SORNAs become more than a simple registry
No longer simply a “yellow pages” of sex offenders, the registries in most states now demand that an offender report at least once a year to a sheriff’s office and verify their address and phone number, their vehicles and their internet identifiers. Some laws outright prohibit any internet access. Some offenders have to report every 90 days, often in multiple counties if they live, work or go to school in different locations.
Most now also prohibit an offender from living or working within a specific distance of schools and daycare centers. Many also include parks and bus stops and may not just prohibit living within a stated distance, but sometimes simply being within that distance, no matter if they are just passing through an area.
If you draw circles on the maps of cities with all of these prohibited spaces, some cities have no viable spaces where a released offender who has fully completed the terms of his sentence can live or work. This is not an inconsequential matter.
These “civil regulations” come with additional, potential criminal penalties, as failure to meet reporting requirements can lead to an arrest and a return to prison. These laws create a web of oppressive requirements and restrictions that can make it almost impossible for an offender to successfully be reintegrated into society. Some have been driven to suicide by the hopelessness of their situation.
Not just predators
These laws are often drafted as if everyone convicted of any sex crime was a violent “sexual predator.” However, the SORNAs often apply to a far broader range of sex-related crimes. In 13 states, public urination can place you on the registry and in 32, exposing your genitals could make you a “sex offender.”
Legislatures cannot say no
The problem is politicians who want to win reelection never want to be accused of “voting for sex offenders.” So laws, no matter how ridiculous or unlikely to have any real value in protecting children, always win approval. In New York, legislation has been proposed to prohibit offenders from playing Pokemon-Go.
The Tennessee man who is now suing had pled no contest to a charge of attempted aggravated sexual battery involving his daughter before there even was a SORNA in the state. His probation ended in 1999 and he has committed no further crimes, but because of the SORNA, he has been forced to leave his own home because his grandchildren live next door.
Jacob Wetterling
Researchers have found that these laws have had increasingly detrimental effects on those subjected to them and may increase recidivism rates, as offenders are squeezed out of jobs and places to live.
They also fail in their supposed core function; that of protecting children. They are ineffective, as after a quarter century of ever-more severe legislation, the rate of sex crimes has remained relatively unchanged. This really is not surprising, as the number of cases involving child abductions from schools or daycare facilities by strangers is likely zero most years, and if they occur, they are far more likely to involve a parent or relative than a stranger.

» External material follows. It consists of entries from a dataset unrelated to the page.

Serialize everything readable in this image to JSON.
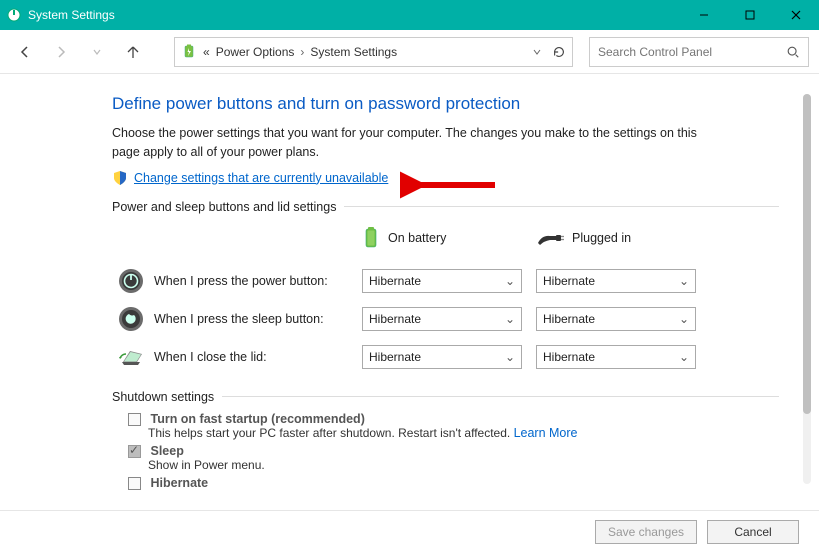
{
  "titlebar": {
    "title": "System Settings"
  },
  "nav": {
    "crumb_prefix": "«",
    "crumb1": "Power Options",
    "crumb2": "System Settings",
    "search_placeholder": "Search Control Panel"
  },
  "heading": "Define power buttons and turn on password protection",
  "intro": "Choose the power settings that you want for your computer. The changes you make to the settings on this page apply to all of your power plans.",
  "change_link": "Change settings that are currently unavailable",
  "section_buttons": "Power and sleep buttons and lid settings",
  "col_battery": "On battery",
  "col_plugged": "Plugged in",
  "rows": {
    "power": {
      "label": "When I press the power button:",
      "battery": "Hibernate",
      "plugged": "Hibernate"
    },
    "sleep": {
      "label": "When I press the sleep button:",
      "battery": "Hibernate",
      "plugged": "Hibernate"
    },
    "lid": {
      "label": "When I close the lid:",
      "battery": "Hibernate",
      "plugged": "Hibernate"
    }
  },
  "section_shutdown": "Shutdown settings",
  "shutdown": {
    "fast": {
      "title": "Turn on fast startup (recommended)",
      "desc": "This helps start your PC faster after shutdown. Restart isn't affected.",
      "learn": "Learn More"
    },
    "sleep": {
      "title": "Sleep",
      "desc": "Show in Power menu."
    },
    "hibernate": {
      "title": "Hibernate"
    }
  },
  "footer": {
    "save": "Save changes",
    "cancel": "Cancel"
  }
}
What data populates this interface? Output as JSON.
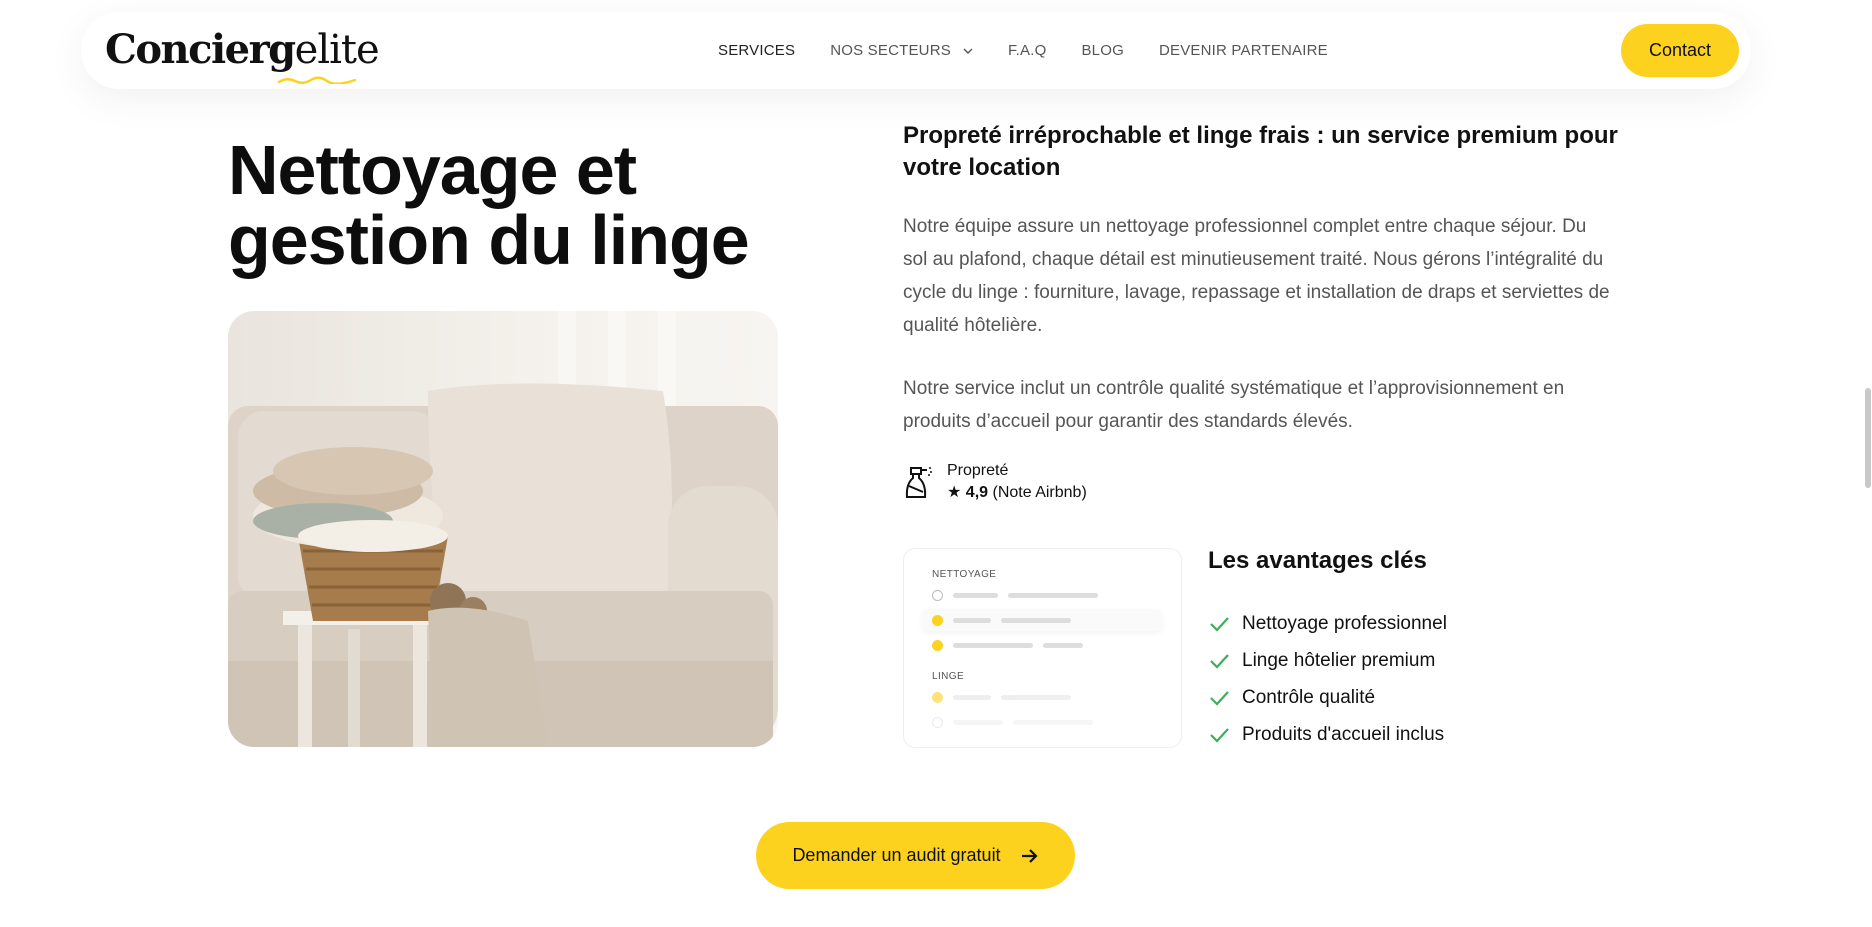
{
  "header": {
    "logo_bold": "Concierg",
    "logo_light": "elite",
    "nav": [
      {
        "label": "SERVICES"
      },
      {
        "label": "NOS SECTEURS"
      },
      {
        "label": "F.A.Q"
      },
      {
        "label": "BLOG"
      },
      {
        "label": "DEVENIR PARTENAIRE"
      }
    ],
    "contact_label": "Contact"
  },
  "hero": {
    "title_line1": "Nettoyage et",
    "title_line2": "gestion du linge",
    "image_alt": "Panier de linge plié sur un tabouret devant un canapé beige"
  },
  "content": {
    "subtitle": "Propreté irréprochable et linge frais : un service premium pour votre location",
    "paragraph1": "Notre équipe assure un nettoyage professionnel complet entre chaque séjour. Du sol au plafond, chaque détail est minutieusement traité. Nous gérons l’intégralité du cycle du linge : fourniture, lavage, repassage et installation de draps et serviettes de qualité hôtelière.",
    "paragraph2": "Notre service inclut un contrôle qualité systématique et l’approvisionnement en produits d’accueil pour garantir des standards élevés.",
    "rating_label": "Propreté",
    "rating_star": "★",
    "rating_score": "4,9",
    "rating_source": "(Note Airbnb)"
  },
  "mock_card": {
    "section1": "NETTOYAGE",
    "section2": "LINGE"
  },
  "advantages": {
    "title": "Les avantages clés",
    "items": [
      {
        "label": "Nettoyage professionnel"
      },
      {
        "label": "Linge hôtelier premium"
      },
      {
        "label": "Contrôle qualité"
      },
      {
        "label": "Produits d'accueil inclus"
      }
    ]
  },
  "cta": {
    "label": "Demander un audit gratuit"
  },
  "colors": {
    "accent": "#FDD21F",
    "check": "#3fae5a",
    "text": "#111111",
    "muted": "#555555"
  }
}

One of the abductions that started the movement for SORNAs was that of Jacob Wetterling. The man who abducted and killed Jacob 27 years ago recently confessed and pled guilty to a different crime. Looking at the vast array of laws that have been enacted in those 27 years, what is most telling is that not one of them would have “protected” Jacob, as the man had never been convicted of a sex crime and would not have been on any registry.